Interventions: Patterns of end-of life care for patients with MOSF and GCI obtained through a retrospective chart review were compared to proactive case finding facilitated by the inpatient palliative care service. Interventions included identification of patient’s advance directives or preferences about end-of life care, if any; assistance with discussion of the prognosis and treatment options with patients or their surrogates; and implementation of palliative care strategies when treatment goals changed to a focus on comfort measures.

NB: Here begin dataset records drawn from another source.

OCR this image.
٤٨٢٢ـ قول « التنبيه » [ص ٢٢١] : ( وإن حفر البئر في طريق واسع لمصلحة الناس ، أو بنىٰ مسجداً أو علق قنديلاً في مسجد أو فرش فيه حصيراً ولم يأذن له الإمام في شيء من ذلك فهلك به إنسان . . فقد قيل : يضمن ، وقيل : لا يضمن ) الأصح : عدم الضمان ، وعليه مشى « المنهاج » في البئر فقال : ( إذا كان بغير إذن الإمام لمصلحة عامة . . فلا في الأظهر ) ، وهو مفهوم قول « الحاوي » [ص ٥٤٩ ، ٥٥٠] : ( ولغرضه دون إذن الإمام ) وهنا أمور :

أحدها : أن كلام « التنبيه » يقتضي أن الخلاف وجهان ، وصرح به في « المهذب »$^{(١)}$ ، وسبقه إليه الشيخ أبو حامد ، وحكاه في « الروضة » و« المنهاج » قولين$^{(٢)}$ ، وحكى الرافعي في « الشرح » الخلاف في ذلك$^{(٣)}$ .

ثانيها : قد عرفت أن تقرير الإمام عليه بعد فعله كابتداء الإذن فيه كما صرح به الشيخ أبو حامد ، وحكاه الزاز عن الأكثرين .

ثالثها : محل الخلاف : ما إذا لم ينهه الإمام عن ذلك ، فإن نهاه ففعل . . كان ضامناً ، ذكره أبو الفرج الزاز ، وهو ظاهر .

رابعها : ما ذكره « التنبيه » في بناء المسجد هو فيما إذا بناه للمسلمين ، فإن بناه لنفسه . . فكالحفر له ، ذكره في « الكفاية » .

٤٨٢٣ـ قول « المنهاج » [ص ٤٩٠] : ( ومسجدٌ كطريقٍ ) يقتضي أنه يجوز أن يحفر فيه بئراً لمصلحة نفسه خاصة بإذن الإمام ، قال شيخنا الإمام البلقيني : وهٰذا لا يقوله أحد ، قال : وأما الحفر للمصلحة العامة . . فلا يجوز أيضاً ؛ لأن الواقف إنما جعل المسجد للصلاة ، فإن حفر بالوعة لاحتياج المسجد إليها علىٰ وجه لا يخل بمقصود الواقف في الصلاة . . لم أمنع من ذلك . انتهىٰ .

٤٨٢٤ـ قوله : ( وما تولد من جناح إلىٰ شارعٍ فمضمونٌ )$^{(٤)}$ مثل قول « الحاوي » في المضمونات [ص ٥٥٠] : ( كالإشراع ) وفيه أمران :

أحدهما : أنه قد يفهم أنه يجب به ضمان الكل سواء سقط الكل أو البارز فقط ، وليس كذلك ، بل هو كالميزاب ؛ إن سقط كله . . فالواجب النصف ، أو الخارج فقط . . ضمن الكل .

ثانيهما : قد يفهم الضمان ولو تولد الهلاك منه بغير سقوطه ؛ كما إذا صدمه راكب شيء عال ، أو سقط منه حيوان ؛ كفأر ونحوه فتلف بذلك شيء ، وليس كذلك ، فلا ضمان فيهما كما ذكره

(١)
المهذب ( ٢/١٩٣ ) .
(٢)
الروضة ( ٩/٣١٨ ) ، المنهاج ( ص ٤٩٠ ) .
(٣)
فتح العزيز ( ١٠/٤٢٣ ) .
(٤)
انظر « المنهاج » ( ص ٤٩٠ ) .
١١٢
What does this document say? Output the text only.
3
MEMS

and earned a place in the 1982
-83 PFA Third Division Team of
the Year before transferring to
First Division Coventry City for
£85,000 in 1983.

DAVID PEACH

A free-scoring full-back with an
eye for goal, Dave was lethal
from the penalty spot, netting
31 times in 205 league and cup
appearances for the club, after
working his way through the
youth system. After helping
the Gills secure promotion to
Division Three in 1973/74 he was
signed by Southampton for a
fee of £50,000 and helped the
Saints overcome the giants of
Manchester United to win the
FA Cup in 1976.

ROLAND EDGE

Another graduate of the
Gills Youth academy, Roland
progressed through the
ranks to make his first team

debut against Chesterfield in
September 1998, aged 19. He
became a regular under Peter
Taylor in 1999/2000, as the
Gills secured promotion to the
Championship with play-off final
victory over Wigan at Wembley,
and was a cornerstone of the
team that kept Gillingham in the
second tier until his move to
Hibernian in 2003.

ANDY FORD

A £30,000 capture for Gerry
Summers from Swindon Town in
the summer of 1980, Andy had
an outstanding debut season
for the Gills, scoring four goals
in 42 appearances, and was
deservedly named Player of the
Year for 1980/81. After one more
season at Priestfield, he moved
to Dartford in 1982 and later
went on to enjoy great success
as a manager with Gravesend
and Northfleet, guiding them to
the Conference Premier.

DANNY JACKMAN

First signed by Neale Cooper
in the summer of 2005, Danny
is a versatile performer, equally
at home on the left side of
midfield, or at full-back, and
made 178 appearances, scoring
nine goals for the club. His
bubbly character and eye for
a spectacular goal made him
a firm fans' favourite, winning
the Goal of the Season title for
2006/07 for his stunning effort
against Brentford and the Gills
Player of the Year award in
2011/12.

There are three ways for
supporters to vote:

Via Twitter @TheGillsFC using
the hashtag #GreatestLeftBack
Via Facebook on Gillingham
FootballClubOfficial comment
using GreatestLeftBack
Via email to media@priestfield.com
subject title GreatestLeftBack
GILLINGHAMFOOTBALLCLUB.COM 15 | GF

Results: Although our retrospective data demonstrated a high percentage of do-not-resuscitate decisions for the patients under investigation, a considerable time lag elapsed between identification of the poor prognosis and the establishment of end-of-life treatment goals (4.7 ± 2.4 days and 3.5 ± 0.5 days for patients with MOSF and GCI, respectively [mean ± SE]). The proactive case finding approach decreased hospital length of stay (mean, 20.6 ± 4.1 days vs 15.1 ± 2.5 days and 8.6 ± 1.6 days vs 4.7 ± 0.6 days for MOSF and GCI patients, respectively; p = 0.063 and < 0.001, respectively). More importantly, a proactive palliative care intervention decreased the time between identification of the poor prognosis and the establishment of comfort care goals (7.3 ± 2.9 days vs 2.2 ± 0.8 days and 6.3 ± 1.2 days vs 3.5 ± 0.4 days for MOSF and GCI patients, respectively; p < 0.05 for both), decreased the time dying patients with MOSF remained in the ICU, and reduced the use of nonbeneficial resources, thus reducing the cost of care.

Conclusions: Proactive interventions from a palliative care consultant within this subset of patients decreased the use of nonbeneficial resources and avoided protracted dying.